Why tendons are the stubbornest tissue in the body
Tendon problems — Achilles, patellar, rotator cuff, tennis elbow — share a frustrating profile: they develop slowly, hang around for months, and resist quick fixes. The biology explains why: tendons have poor blood supply, so their repair metabolism is slow, and their pathology is degenerative more than inflammatory (Cook and Purdam, 2009) — the collagen matrix becomes disorganised.
Two consequences follow:
- Rest doesn't heal them. Unloaded tendon doesn't remodel; it weakens.
- Anti-inflammatories barely touch them. There is often little classic inflammation to suppress in chronic cases.
What tendons need is stimulated repair + graded load. That's exactly the combination our protocol delivers.
Where MLS laser fits in
Photobiomodulation stimulates mitochondrial activity in tendon cells (tenocytes), increasing ATP production, collagen synthesis and local microcirculation — precisely the resources the tendon lacks. Meta-analysis evidence (Tumilty et al., 2010) supports low-level laser for tendinopathy when correct doses are used, and Bjordal et al. (2006) measured direct reduction of inflammatory mediators around the Achilles after laser treatment.
Our MLS® Mphi 75 delivers synchronised 808nm + 905nm wavelengths, which lets us treat both the pain and the tissue metabolism in the same session.
The protocol, phase by phase
Phase 1 — Reactive phase (typically weeks 1–2, sessions 1–4)
- MLS laser 2–3× per week over the tendon and paratendon
- Load reduced, not removed: isometric holds (e.g. heavy isometric calf holds for Achilles) — evidence shows isometrics reduce tendon pain acutely
- Identify and correct the load error that started it: training spike, footwear change, technique
Phase 2 — Remodelling begins (weeks 2–6, sessions ~4–10)
- MLS laser reduced to 1–2× per week
- Heavy slow resistance loading enters: slow, heavy, progressive — the strongest evidence base for tendon remodelling (Malliaras et al., 2013)
- Pain monitoring rule: ≤3/10 during exercise, settled by next morning
Phase 3 — Capacity and return (weeks 6–12)

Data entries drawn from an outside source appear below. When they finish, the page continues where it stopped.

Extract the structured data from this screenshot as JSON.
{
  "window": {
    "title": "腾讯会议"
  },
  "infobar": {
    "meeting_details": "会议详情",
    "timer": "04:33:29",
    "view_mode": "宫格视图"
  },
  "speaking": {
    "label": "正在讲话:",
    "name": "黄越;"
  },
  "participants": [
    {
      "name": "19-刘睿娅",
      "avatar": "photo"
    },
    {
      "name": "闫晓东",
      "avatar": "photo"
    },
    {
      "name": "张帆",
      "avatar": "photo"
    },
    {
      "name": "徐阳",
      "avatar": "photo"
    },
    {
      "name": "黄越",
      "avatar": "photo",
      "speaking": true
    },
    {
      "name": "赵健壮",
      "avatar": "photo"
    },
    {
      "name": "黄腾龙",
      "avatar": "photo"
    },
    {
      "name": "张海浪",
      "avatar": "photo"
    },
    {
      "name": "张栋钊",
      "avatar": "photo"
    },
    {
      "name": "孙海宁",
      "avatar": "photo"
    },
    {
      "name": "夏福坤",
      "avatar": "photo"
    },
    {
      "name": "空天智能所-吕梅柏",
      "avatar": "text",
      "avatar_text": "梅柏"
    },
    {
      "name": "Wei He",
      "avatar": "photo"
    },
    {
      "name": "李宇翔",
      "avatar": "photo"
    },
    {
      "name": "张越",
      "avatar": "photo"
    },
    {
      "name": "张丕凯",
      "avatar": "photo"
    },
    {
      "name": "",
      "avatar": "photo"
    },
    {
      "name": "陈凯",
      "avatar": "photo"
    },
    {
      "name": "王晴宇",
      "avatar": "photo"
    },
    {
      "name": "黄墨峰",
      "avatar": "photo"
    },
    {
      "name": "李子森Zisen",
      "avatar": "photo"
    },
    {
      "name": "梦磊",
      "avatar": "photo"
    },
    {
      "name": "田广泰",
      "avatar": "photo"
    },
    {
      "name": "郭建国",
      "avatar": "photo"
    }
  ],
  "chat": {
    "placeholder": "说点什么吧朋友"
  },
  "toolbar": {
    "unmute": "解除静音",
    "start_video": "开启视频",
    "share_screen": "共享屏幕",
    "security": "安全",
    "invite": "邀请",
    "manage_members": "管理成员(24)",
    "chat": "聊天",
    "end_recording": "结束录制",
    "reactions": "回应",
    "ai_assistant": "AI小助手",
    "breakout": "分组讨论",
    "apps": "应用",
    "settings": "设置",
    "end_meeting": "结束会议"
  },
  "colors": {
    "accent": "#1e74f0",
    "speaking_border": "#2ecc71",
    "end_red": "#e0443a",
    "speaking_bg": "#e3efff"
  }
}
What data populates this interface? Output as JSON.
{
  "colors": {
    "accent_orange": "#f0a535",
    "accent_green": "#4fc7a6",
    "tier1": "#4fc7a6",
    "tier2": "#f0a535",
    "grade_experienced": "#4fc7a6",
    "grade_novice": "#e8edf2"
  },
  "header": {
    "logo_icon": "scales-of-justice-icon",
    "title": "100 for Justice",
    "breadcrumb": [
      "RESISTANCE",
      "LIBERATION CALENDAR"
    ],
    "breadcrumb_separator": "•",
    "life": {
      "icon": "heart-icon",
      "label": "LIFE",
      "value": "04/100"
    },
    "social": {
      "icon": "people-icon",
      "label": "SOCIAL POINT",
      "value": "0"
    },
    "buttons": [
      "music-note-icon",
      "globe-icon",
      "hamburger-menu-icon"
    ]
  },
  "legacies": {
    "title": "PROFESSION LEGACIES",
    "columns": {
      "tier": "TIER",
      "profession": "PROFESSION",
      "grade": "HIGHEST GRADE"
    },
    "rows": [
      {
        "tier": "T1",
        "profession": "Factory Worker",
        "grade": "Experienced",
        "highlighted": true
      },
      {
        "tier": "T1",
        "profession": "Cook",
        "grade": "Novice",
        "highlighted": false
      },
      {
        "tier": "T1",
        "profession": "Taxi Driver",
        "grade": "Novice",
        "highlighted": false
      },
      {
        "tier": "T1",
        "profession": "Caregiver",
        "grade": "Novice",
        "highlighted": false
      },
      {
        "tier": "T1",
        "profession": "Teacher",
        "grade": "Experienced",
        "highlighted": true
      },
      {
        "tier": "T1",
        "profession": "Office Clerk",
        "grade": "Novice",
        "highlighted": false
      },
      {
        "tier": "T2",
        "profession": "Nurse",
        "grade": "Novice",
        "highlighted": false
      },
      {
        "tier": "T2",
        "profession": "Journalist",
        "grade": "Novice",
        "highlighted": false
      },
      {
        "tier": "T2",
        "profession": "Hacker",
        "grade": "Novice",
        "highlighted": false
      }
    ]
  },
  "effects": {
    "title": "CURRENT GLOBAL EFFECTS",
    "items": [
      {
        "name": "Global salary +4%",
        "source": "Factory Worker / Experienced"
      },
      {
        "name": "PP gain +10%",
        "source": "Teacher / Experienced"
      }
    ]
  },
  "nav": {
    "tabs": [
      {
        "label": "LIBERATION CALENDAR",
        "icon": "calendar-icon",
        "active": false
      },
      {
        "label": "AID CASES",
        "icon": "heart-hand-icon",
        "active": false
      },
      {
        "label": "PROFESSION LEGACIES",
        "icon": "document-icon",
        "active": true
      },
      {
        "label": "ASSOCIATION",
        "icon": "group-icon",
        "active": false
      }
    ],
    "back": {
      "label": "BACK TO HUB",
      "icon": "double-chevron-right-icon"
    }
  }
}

- Laser only as needed for flare management
- Energy-storage loading for athletes: hopping, jumping, sprinting progressions
- Objective re-testing before full return: strength symmetry and pain-free loaded range
What results to expect
Most patients feel meaningful pain reduction within 4–6 laser sessions. But — and this is the honest part — pain relief is not tissue repair. The collagen remodelling that makes the tendon robust takes 8–12 weeks of progressive loading. The laser opens the door; the loading programme walks you through it. Skip the second part and the pain returns with the first training spike.
Struggling with a tendon that won't settle? Book a tendinopathy assessment at Bruno Physical Rehabilitation, Ipswich.
References
- Tumilty, S., Munn, J., McDonough, S. et al. (2010) 'Low level laser treatment of tendinopathy: a systematic review with meta-analysis', Photomedicine and Laser Surgery, 28(1), pp. 3–16.
- Cook, J.L. and Purdam, C.R. (2009) 'Is tendon pathology a continuum? A pathology model to explain the clinical presentation of load-induced tendinopathy', British Journal of Sports Medicine, 43(6), pp. 409–416.
- Hamblin, M.R. (2017) 'Mechanisms and applications of the anti-inflammatory effects of photobiomodulation', AIMS Biophysics, 4(3), pp. 337–361.
- Malliaras, P., Barton, C.J., Reeves, N.D. and Langberg, H. (2013) 'Achilles and patellar tendinopathy loading programmes: a systematic review', Sports Medicine, 43(4), pp. 267–286.
- Bjordal, J.M., Lopes-Martins, R.A. and Iversen, V.V. (2006) 'A randomised, placebo controlled trial of low level laser therapy for activated Achilles tendinitis with microdialysis measurement of peritendinous prostaglandin E2 concentrations', British Journal of Sports Medicine, 40(1), pp. 76–80.